A genetically engineered weight-loss implant
November 28, 2013
ETH-Zurich biotechnologists have constructed an implantable genetic regulatory circuit that monitors blood-fat levels. In response to excessive levels, it produces a messenger substance that signals satiety (fullness) to the body. Tests on obese mice revealed that this helps them lose weight.
According to the WHO, over half the population in many industrialized nations is overweight, one in three people extremely so, with high-calorie and fatty food a lifetime on the hips, backside and stomach. This also leaves traces in the blood, where various fats ingested via food circulate — a risk factor for heart attacks and strokes.
The biotechnologists combined different genes* that produce particular proteins and reaction steps for several different saturated and unsaturated animal and vegetable fats. They implanted this genetic construct in human cells, inserted these cells into tiny capsules, and implanted the capsules in obese mice that had been fed fatty food.
Fix for mouse obesity now; humans will take longer
Result: the mice stopped eating and their body weight dropped noticeably. As the blood-fat levels also returned to normal, the regulatory circuit stopped producing the satiety signal.
“The mice lost weight although we kept giving them as much high-calorie food as they could eat,” said ETH-Zurich professor Martin Fussenegger from the Department of Biosystems Science and Engineering.. “The animals ate less because the implant signalized a feeling of satiety to them.
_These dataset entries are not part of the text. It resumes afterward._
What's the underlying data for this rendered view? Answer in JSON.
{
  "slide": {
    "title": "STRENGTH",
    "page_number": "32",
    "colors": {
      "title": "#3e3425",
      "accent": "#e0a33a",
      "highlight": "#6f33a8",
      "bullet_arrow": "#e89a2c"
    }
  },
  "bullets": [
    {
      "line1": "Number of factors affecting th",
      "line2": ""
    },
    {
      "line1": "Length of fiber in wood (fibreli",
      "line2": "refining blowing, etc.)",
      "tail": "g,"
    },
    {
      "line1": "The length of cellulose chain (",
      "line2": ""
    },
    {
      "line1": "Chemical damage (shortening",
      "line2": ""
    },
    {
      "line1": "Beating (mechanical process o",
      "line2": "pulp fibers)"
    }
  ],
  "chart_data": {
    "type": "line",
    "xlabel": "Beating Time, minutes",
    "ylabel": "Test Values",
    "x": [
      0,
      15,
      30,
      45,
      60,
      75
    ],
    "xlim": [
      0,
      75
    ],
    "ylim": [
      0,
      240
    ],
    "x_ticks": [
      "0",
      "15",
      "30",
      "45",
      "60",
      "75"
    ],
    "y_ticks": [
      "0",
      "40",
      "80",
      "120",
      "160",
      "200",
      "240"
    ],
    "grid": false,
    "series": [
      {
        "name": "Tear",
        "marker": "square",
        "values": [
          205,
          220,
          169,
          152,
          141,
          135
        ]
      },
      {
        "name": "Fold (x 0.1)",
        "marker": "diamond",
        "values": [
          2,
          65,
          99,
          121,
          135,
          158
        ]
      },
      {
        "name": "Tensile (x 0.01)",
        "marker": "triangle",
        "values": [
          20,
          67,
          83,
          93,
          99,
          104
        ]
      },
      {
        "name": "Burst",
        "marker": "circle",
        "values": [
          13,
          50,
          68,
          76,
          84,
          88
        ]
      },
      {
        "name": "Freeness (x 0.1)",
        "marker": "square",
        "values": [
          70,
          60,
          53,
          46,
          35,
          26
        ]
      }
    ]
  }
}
Mice that received normal animal feed with low (five percent) fat content did not lose any weight or reduce their intake of food.”
Fussenegger envisages that one day obese people with a body mass index of way over thirty could have such a gene network implanted to help them lose weight — an alternative to invasive surgical interventions such as liposuction or gastric bands. “Instead of intervening in the progression of a disease that is difficult to regulate, it has a preventive effect and exploits the natural human satiety mechanism.”
Unfortunately, this development cannot simply be transferred to humans, he said. “It will take many years to develop a suitable product.”
* Grafting of the peroxisome proliferator-activated receptor-α onto the phloretin-responsive repressor TtgR produces a synthetic intracellular lipid-sensing receptor (LSR) that reversibly induces chimeric TtgR-specific promoters in a fatty acid-adjustable manner.
Abstract of Nature Communications paper
Diet-induced obesity is a lifestyle-associated medical condition that increases the risk of developing cardiovascular disease, type 2 diabetes and certain types of cancer. Here we report the design of a closed-loop genetic circuit that constantly monitors blood fatty acid levels in the setting of diet-associated hyperlipidemia and coordinates reversible and adjustable expression of the clinically licensed appetite-suppressing peptide hormone pramlintide. Grafting of the peroxisome proliferator-activated receptor-α onto the phloretin-responsive repressor TtgR produces a synthetic intracellular lipid-sensing receptor (LSR) that reversibly induces chimeric TtgR-specific promoters in a fatty acid-adjustable manner. Mice with diet-induced obesity in which microencapsulated cells engineered for LSR-driven expression of pramlintide are implanted show significant reduction in food consumption, blood lipid levels and body weight when put on a high-fat diet. Therapeutic designer circuits that monitor levels of pathologic metabolites and link these with the tailored expression of protein pharmaceuticals may provide new opportunities for the treatment of metabolic disorders.